The model has 36 MoE blocks. --n-cpu-moe 36 keeps all expert layers on CPU (lowest VRAM, ~5 GB). Reduce the value to move MoE blocks to GPU if you have VRAM to spare.
openai/gpt-oss-20b¶
The smaller sibling of GPT-OSS-120B, designed for lower latency and local use cases. At ~11 GB it fits entirely in GPU memory on many consumer GPUs (no CPU MoE split needed), delivering ~50 tok/s generation. Uses the same harmony response format as the 120B model.
Detail |
Value |
|---|---|
Parameters |
21B total, 3.6B active (Mixture-of-Experts) |
Quantization |
mxfp4 (expert layers), BF16 (attention layers) |
Format |
GGUF (single file) |
Download size |
~11 GB |
Min VRAM |
~14 GB (fits entirely on GPU) |
# Download the GGUF model
python utils/download_gpt_oss_20b.py
Response format: Harmony¶
Same as GPT-OSS-120B (see above).
Run¶
llama.cpp/build/bin/llama-server \
-m models/hugging_face/hub/models--ggml-org--gpt-oss-20b-GGUF/snapshots/*/gpt-oss-20b-mxfp4.gguf \
--n-gpu-layers 999 \
-c 8192 --flash-attn on \
--jinja \
--host 0.0.0.0 --port 8502 --api-key "dummy"
-c 8192 sets the context length to 8,192 tokens (~6,000 words). Increase this to -c 32768 for longer conversations (~24,000 words — enough for an entire technical manual or codebase in a single prompt), at the cost of more VRAM. Use -c 0 to let llama.cpp use the model’s full supported context length automatically.
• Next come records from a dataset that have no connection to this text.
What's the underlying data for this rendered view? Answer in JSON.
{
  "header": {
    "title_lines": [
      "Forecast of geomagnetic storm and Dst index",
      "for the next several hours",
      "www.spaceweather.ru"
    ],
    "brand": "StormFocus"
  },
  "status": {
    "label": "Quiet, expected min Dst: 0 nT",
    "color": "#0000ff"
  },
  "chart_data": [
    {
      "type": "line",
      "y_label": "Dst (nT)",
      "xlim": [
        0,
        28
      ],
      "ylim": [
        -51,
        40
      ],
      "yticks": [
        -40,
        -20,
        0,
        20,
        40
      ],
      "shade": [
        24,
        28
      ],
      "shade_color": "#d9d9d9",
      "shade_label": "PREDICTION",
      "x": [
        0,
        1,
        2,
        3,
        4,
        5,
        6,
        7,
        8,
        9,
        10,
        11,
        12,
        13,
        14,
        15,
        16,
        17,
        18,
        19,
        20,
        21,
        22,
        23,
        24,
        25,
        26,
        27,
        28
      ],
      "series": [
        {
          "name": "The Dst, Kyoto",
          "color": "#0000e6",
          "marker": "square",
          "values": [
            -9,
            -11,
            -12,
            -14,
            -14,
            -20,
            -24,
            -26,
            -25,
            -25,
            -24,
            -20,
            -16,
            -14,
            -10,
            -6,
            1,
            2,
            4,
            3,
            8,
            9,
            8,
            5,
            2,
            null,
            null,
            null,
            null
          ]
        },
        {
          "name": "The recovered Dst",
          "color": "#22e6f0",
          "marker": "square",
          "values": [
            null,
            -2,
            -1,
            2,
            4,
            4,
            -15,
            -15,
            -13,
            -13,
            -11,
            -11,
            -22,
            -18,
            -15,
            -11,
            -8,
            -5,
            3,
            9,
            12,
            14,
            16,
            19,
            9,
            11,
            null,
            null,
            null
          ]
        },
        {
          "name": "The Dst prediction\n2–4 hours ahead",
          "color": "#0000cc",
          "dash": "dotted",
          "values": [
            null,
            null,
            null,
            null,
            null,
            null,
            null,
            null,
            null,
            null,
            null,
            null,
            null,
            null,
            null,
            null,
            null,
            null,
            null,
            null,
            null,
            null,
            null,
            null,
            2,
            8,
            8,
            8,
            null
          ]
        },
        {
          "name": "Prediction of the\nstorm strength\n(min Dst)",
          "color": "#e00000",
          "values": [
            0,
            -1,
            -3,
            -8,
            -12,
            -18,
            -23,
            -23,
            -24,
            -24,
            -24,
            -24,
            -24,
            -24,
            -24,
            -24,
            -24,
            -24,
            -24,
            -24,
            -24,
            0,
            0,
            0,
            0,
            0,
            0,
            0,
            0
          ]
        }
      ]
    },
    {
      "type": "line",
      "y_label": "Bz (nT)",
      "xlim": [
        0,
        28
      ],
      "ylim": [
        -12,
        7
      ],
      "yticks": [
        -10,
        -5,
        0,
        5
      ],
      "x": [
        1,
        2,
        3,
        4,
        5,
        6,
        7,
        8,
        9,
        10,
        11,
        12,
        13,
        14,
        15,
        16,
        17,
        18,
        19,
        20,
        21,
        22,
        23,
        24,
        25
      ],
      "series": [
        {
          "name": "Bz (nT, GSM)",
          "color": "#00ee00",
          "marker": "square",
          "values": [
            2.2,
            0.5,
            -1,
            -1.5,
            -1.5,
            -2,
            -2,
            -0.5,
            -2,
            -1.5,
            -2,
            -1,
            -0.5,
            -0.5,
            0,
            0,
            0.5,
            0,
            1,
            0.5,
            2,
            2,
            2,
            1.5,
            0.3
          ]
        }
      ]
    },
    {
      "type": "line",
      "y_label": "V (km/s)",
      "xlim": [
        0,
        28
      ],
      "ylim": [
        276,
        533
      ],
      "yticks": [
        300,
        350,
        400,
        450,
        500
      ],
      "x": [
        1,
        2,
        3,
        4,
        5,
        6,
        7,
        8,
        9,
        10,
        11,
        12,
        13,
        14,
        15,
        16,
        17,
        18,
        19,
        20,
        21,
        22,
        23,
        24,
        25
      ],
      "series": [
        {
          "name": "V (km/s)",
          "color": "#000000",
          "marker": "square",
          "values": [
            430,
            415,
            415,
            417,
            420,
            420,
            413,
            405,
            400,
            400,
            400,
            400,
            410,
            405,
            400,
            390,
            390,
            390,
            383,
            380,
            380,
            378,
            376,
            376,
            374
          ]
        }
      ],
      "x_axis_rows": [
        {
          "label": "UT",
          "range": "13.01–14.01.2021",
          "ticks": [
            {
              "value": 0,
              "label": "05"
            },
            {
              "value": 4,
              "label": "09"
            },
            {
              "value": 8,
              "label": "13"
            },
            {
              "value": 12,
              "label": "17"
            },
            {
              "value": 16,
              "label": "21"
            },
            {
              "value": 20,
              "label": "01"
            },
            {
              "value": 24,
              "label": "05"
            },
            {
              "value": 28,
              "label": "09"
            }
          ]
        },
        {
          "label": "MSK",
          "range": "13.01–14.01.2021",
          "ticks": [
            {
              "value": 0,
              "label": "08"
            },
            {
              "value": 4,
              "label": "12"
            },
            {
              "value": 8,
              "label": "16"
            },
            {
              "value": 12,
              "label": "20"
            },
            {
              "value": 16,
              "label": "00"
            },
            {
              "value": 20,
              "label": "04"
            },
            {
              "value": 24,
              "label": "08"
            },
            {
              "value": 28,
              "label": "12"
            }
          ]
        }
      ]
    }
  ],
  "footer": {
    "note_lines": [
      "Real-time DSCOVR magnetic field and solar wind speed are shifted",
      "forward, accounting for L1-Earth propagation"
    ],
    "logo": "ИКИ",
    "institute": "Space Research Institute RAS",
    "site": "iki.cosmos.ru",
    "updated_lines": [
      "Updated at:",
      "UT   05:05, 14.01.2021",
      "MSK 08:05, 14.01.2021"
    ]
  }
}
No --n-cpu-moe needed - the model fits entirely in GPU memory.
Qwen3.5-35B-A3B¶
A 35B parameter Mixture-of-Experts vision-language model from Alibaba’s Qwen team, with only 3B active parameters per token. Smaller and faster than GPT-OSS-120B, making it a good choice when serving multiple concurrent users. We use the mxfp4-quantized GGUF version by noctrex.
Detail |
Value |
|---|---|
Parameters |
35B total, 3B active (Mixture-of-Experts) |
Quantization |
mxfp4 (expert layers), BF16 (attention layers) |
Format |
GGUF (single file) |
Download size |
~22 GB |
Vision support |
Yes (with mmproj-BF16.gguf projection file) |
Min system RAM |
32 GB |
Min VRAM |
~3 GB (attention layers only, with |
# Download the GGUF model
python utils/download_qwen35_35b.py
Response format¶
Qwen3.5 uses <think>...</think> tags for chain-of-thought reasoning (the same convention as DeepSeek). llama.cpp auto-detects this and separates thinking into reasoning_content. To disable thinking and get direct responses, add /no_think to the end of your user message.
Run¶
llama.cpp/build/bin/llama-server \
-m models/hugging_face/hub/models--noctrex--Qwen3.5-35B-A3B-MXFP4_MOE-GGUF/snapshots/*/Qwen3.5-35B-A3B-MXFP4_MOE_BF16.gguf \
--n-gpu-layers 999 \
--n-cpu-moe 40 \
-c 0 --flash-attn on \
--jinja \
--host 0.0.0.0 --port 8502 --api-key "dummy"
The model has 40 MoE blocks. --n-cpu-moe 40 keeps all expert layers on CPU. This model is much smaller (~22 GB) and faster than GPT-OSS-120B, making it a good choice for consumer hardware.